On his arrival in London from the Midlands in 1990, David Moore was drawn to this strategy to negotiating the city. This was the fag end of the eighties, Thatcher’s decade, with the city reformed into a patchwork of baroque opulence and the abject.
Partly through a morbid fascination and partly through sound professional nous, Moore was attracted to one durable enclave in this unstable world. A dimly lit scene of private views, book launches and business parties: one of those closed social alliances, self protecting and exclusive, through which the city can reveal itself. Posing as a society photographer- an outsider on the inside, in neither public or private space- he began tentatively to record these events, uncertain as to where his project might lead. The Velvet Arena is the condensed result of over three years work, in which Moore’s attention became increasingly pared down and focused. In this final series of photographs, he presents himself, – with all the ambiguity of his initial attraction intact-as an estranged artist looking for clues. Light has revealed to him, in intense fragments, an environment of its own language of gesture and code of reference – its own secret mysteries. These are intimate social spaces where deals are struck and confidences are broken, plush units of power and influence sequestered away from the unimaginable reaches of the city. Here, in these warm rooms and galleries, a trade in discreet insults can flourish. This is serious business, careers are at stake, yet rarely are voices raised. Rather, communication is enacted through the elaborate movements of a heavily ritualised game.

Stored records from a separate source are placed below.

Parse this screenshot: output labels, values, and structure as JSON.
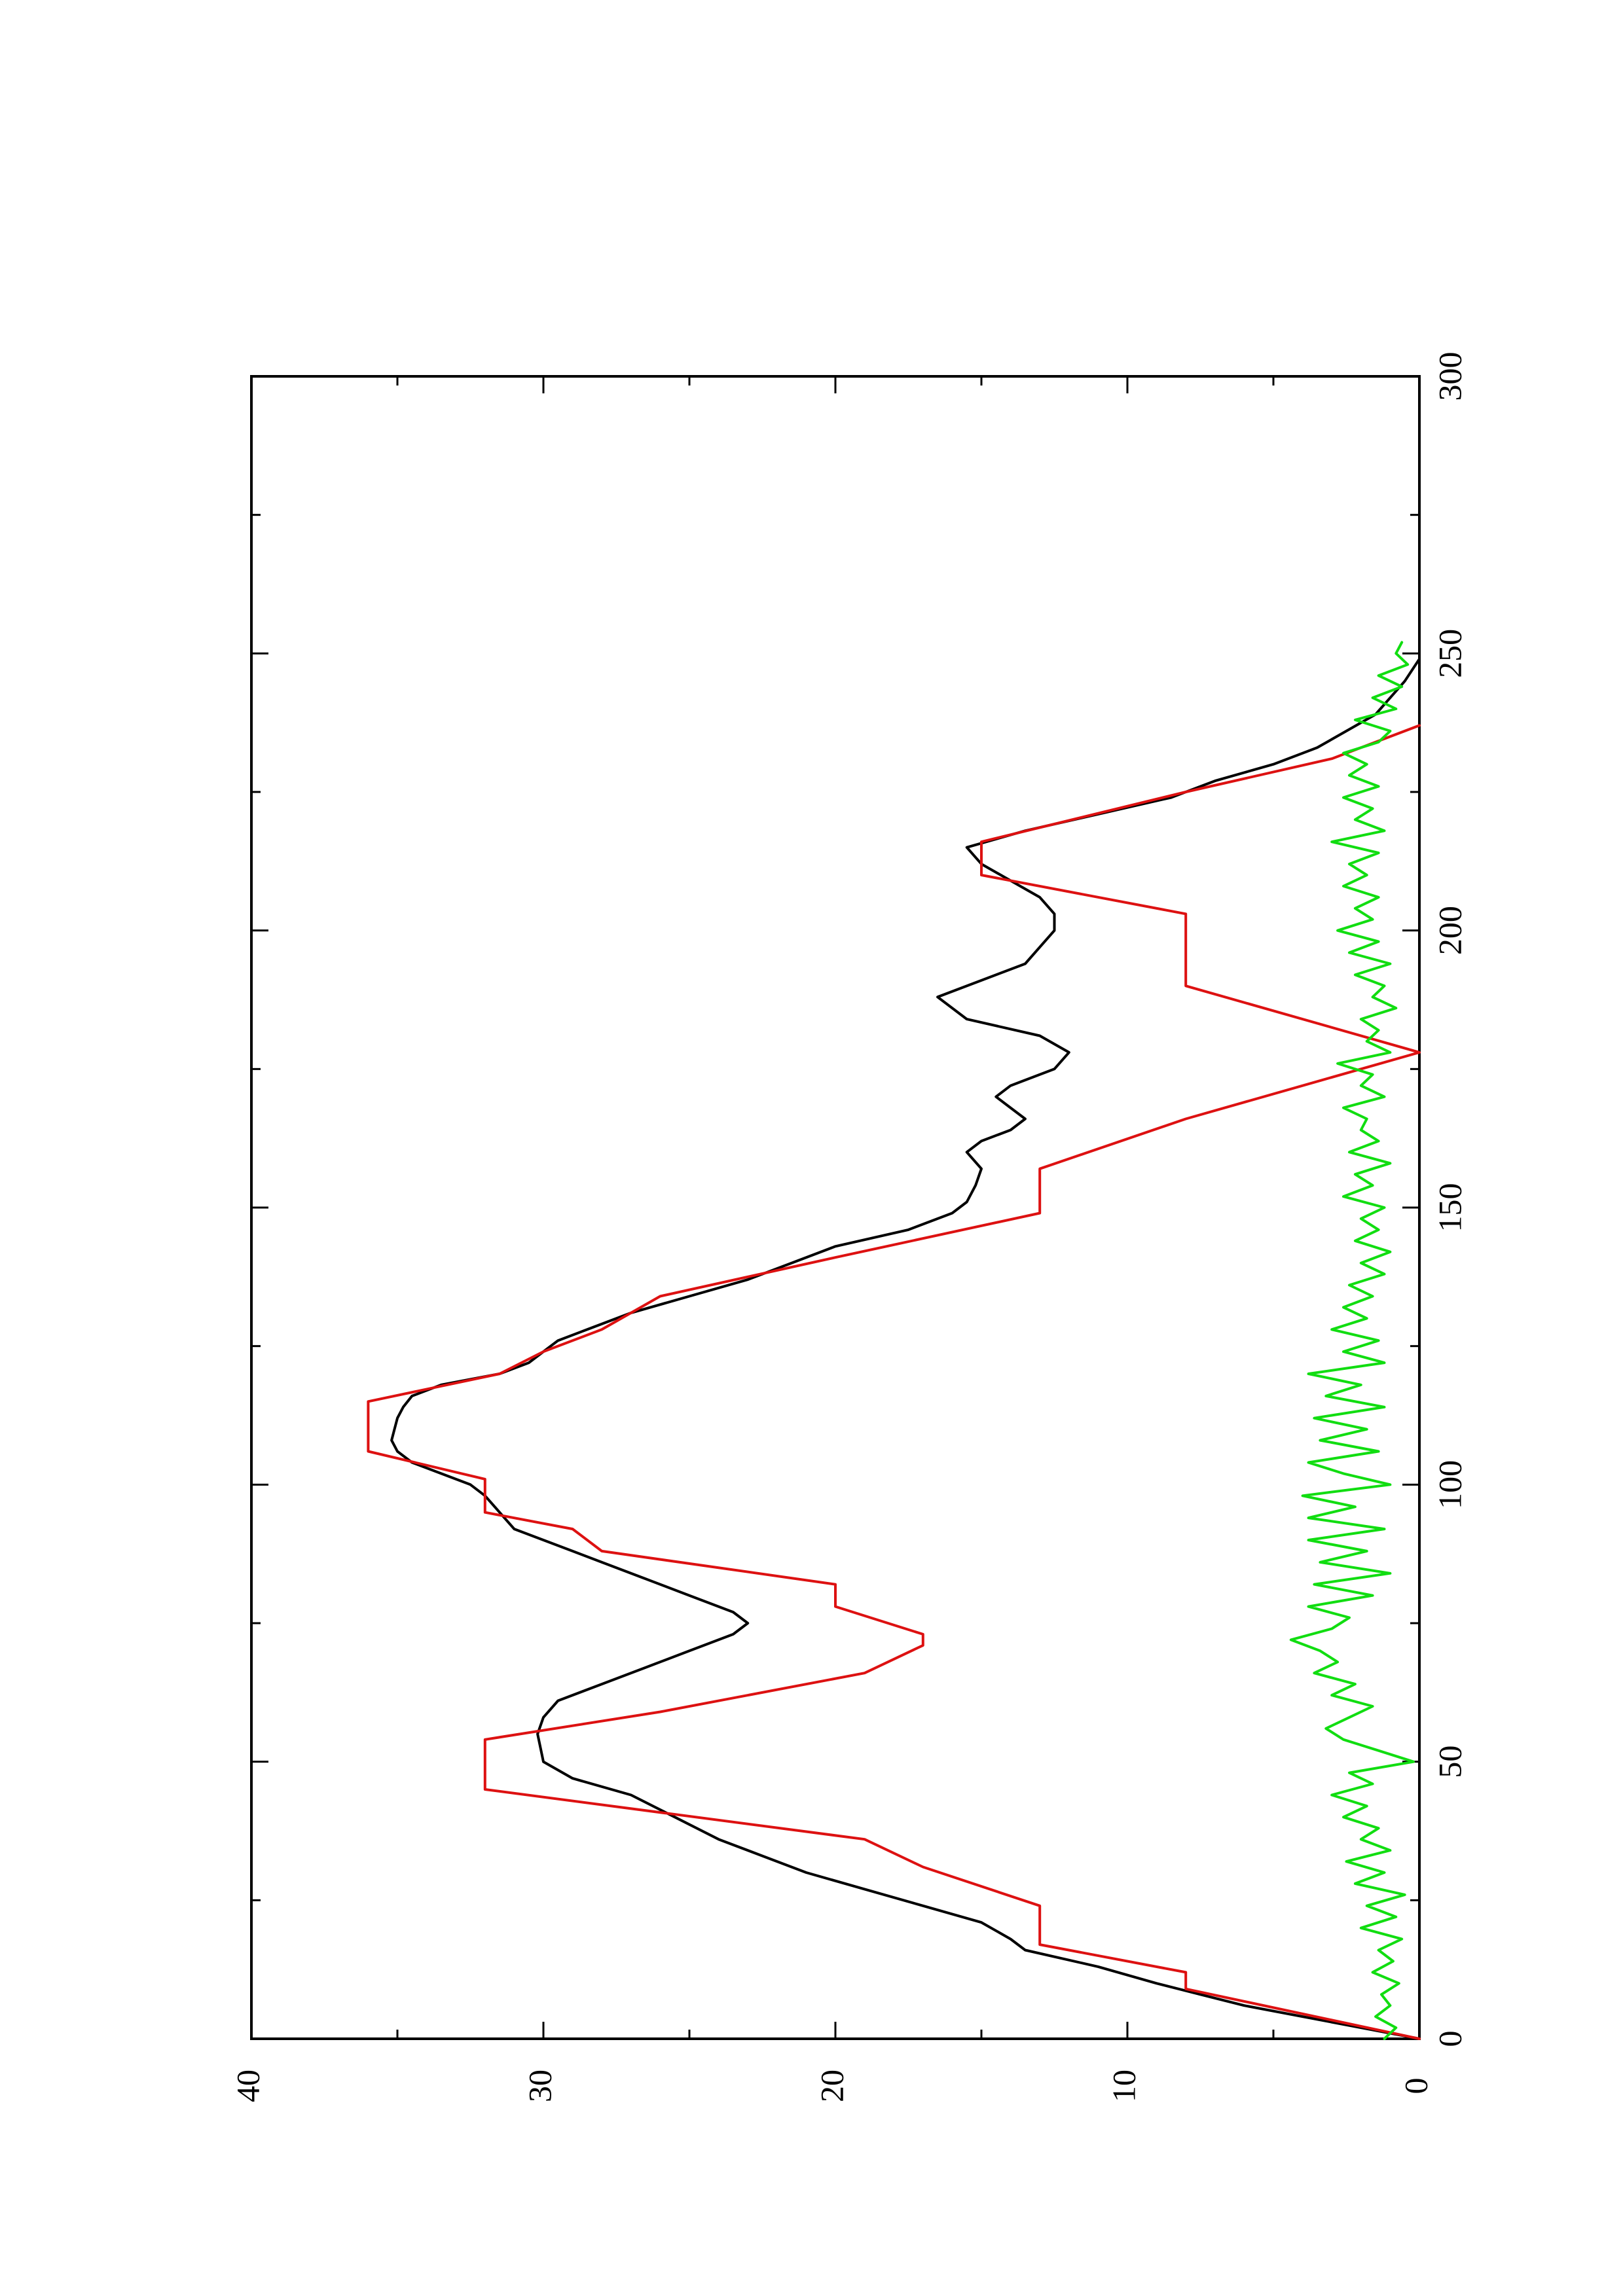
{
  "chart_data": {
    "type": "line",
    "title": "",
    "xlabel": "",
    "ylabel": "",
    "orientation": "rotated 90 degrees counter-clockwise (x axis runs bottom-to-top, y axis runs right-to-left)",
    "xlim": [
      0,
      300
    ],
    "ylim": [
      0,
      40
    ],
    "x_major_ticks": [
      0,
      50,
      100,
      150,
      200,
      250,
      300
    ],
    "x_minor_ticks": [
      25,
      75,
      125,
      175,
      225,
      275
    ],
    "y_major_ticks": [
      0,
      10,
      20,
      30,
      40
    ],
    "y_minor_ticks": [
      5,
      15,
      25,
      35
    ],
    "grid": false,
    "legend": "none",
    "colors": {
      "black": "#000000",
      "red": "#dd1111",
      "green": "#11dd11"
    },
    "series": [
      {
        "color": "#000000",
        "style": "smooth line",
        "x": [
          0,
          3,
          6,
          8,
          10,
          13,
          16,
          18,
          21,
          24,
          27,
          30,
          33,
          36,
          40,
          44,
          47,
          50,
          55,
          58,
          61,
          64,
          67,
          70,
          73,
          75,
          77,
          80,
          83,
          86,
          88,
          90,
          92,
          95,
          98,
          100,
          102,
          104,
          106,
          108,
          110,
          112,
          114,
          116,
          118,
          120,
          122,
          124,
          126,
          128,
          131,
          134,
          137,
          140,
          143,
          146,
          149,
          151,
          154,
          157,
          160,
          162,
          164,
          166,
          168,
          170,
          172,
          175,
          178,
          181,
          184,
          188,
          191,
          194,
          197,
          200,
          203,
          206,
          209,
          212,
          215,
          218,
          221,
          224,
          227,
          230,
          233,
          236,
          239,
          242,
          245,
          249,
          252
        ],
        "y": [
          0,
          3,
          6,
          7.5,
          9,
          11,
          13.5,
          14,
          15,
          17,
          19,
          21,
          22.5,
          24,
          25.5,
          27,
          29,
          30,
          30.2,
          30,
          29.5,
          28,
          26.5,
          25,
          23.5,
          23,
          23.5,
          25,
          26.5,
          28,
          29,
          30,
          31,
          31.5,
          32,
          32.5,
          33.5,
          34.5,
          35,
          35.2,
          35.1,
          35,
          34.8,
          34.5,
          33.5,
          31.5,
          30.5,
          30,
          29.5,
          28.5,
          27,
          25,
          23,
          21.5,
          20,
          17.5,
          16,
          15.5,
          15.2,
          15,
          15.5,
          15,
          14,
          13.5,
          14,
          14.5,
          14,
          12.5,
          12,
          13,
          15.5,
          16.5,
          15,
          13.5,
          13,
          12.5,
          12.5,
          13,
          14,
          15,
          15.5,
          13.5,
          11,
          8.5,
          7,
          5,
          3.5,
          2.5,
          1.5,
          1,
          0.5,
          0,
          0
        ]
      },
      {
        "color": "#dd1111",
        "style": "piecewise linear with flat steps",
        "x": [
          0,
          9,
          12,
          17,
          24,
          31,
          36,
          45,
          54,
          59,
          66,
          71,
          73,
          78,
          82,
          88,
          92,
          95,
          101,
          106,
          115,
          120,
          124,
          128,
          134,
          141,
          149,
          157,
          166,
          178,
          190,
          203,
          210,
          216,
          225,
          231,
          237
        ],
        "y": [
          0,
          8,
          8,
          13,
          13,
          17,
          19,
          32,
          32,
          26,
          19,
          17,
          17,
          20,
          20,
          28,
          29,
          32,
          32,
          36,
          36,
          31.5,
          30,
          28,
          26,
          20,
          13,
          13,
          8,
          0,
          8,
          8,
          15,
          15,
          8,
          3,
          0
        ]
      },
      {
        "color": "#11dd11",
        "style": "noisy line",
        "x": [
          0,
          2,
          4,
          6,
          8,
          10,
          12,
          14,
          16,
          18,
          20,
          22,
          24,
          26,
          28,
          30,
          32,
          34,
          36,
          38,
          40,
          42,
          44,
          46,
          48,
          50,
          52,
          54,
          56,
          58,
          60,
          62,
          64,
          66,
          68,
          70,
          72,
          74,
          76,
          78,
          80,
          82,
          84,
          86,
          88,
          90,
          92,
          94,
          96,
          98,
          100,
          102,
          104,
          106,
          108,
          110,
          112,
          114,
          116,
          118,
          120,
          122,
          124,
          126,
          128,
          130,
          132,
          134,
          136,
          138,
          140,
          142,
          144,
          146,
          148,
          150,
          152,
          154,
          156,
          158,
          160,
          162,
          164,
          166,
          168,
          170,
          172,
          174,
          176,
          178,
          180,
          182,
          184,
          186,
          188,
          190,
          192,
          194,
          196,
          198,
          200,
          202,
          204,
          206,
          208,
          210,
          212,
          214,
          216,
          218,
          220,
          222,
          224,
          226,
          228,
          230,
          232,
          234,
          236,
          238,
          240,
          242,
          244,
          246,
          248,
          250,
          252
        ],
        "y": [
          1.2,
          0.8,
          1.5,
          1.0,
          1.3,
          0.7,
          1.6,
          0.9,
          1.4,
          0.6,
          2.0,
          0.8,
          1.8,
          0.5,
          2.2,
          1.2,
          2.5,
          1.0,
          2.0,
          1.4,
          2.6,
          1.8,
          3.0,
          1.6,
          2.4,
          0.2,
          1.4,
          2.6,
          3.2,
          2.4,
          1.6,
          3.0,
          2.2,
          3.6,
          2.8,
          3.4,
          4.4,
          3.0,
          2.4,
          3.8,
          1.6,
          3.6,
          1.0,
          3.4,
          1.8,
          3.8,
          1.2,
          3.8,
          2.2,
          4.0,
          1.0,
          2.6,
          3.8,
          1.4,
          3.4,
          1.8,
          3.6,
          1.2,
          3.2,
          2.0,
          3.8,
          1.2,
          2.6,
          1.4,
          3.0,
          1.8,
          2.6,
          1.6,
          2.4,
          1.2,
          2.0,
          1.0,
          2.2,
          1.4,
          2.0,
          1.2,
          2.6,
          1.6,
          2.2,
          1.0,
          2.4,
          1.4,
          2.0,
          1.8,
          2.6,
          1.2,
          2.0,
          1.6,
          2.8,
          1.0,
          1.8,
          1.4,
          2.0,
          0.8,
          1.6,
          1.2,
          2.2,
          1.0,
          2.4,
          1.4,
          2.8,
          1.6,
          2.2,
          1.4,
          2.6,
          1.8,
          2.4,
          1.4,
          3.0,
          1.2,
          2.2,
          1.6,
          2.6,
          1.4,
          2.4,
          1.8,
          2.6,
          1.4,
          1.0,
          2.2,
          0.8,
          1.6,
          0.6,
          1.4,
          0.4,
          0.8,
          0.6
        ]
      }
    ]
  }
}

Moore’s picture’s dwell on the qualities of skin, especially in relation to the texture of clothes. Skin is translucent when it catches the light and here its veined and creased flesh tones ;loom out of darkness as if for medical inspection. Hands are particularly disembodied in this respect and are a leitmotif of Moore’s series. They are important signs of the sensual, of touch, of affection, collusion and betrayal. In one picture a hand is clasped around the back of a brown leather jacket. The way it is lodged there , spotted by Moore’s flash gently pulling down the folds of leather, hints at a clinging tension,while the worn patch on the jacket around it suggest that this is after all, a gesture of habit. In another similiarly minimal picture a male hand rests idly alongside the bulk of a suited figure. Again flesh is palpable and we sense a latent power- dormant but threatening- in the lay of the hand, the cut of the cloth.’
The Velvet Arena was my first solo exhibition, at The Photographers’ Gallery, London in November 1994.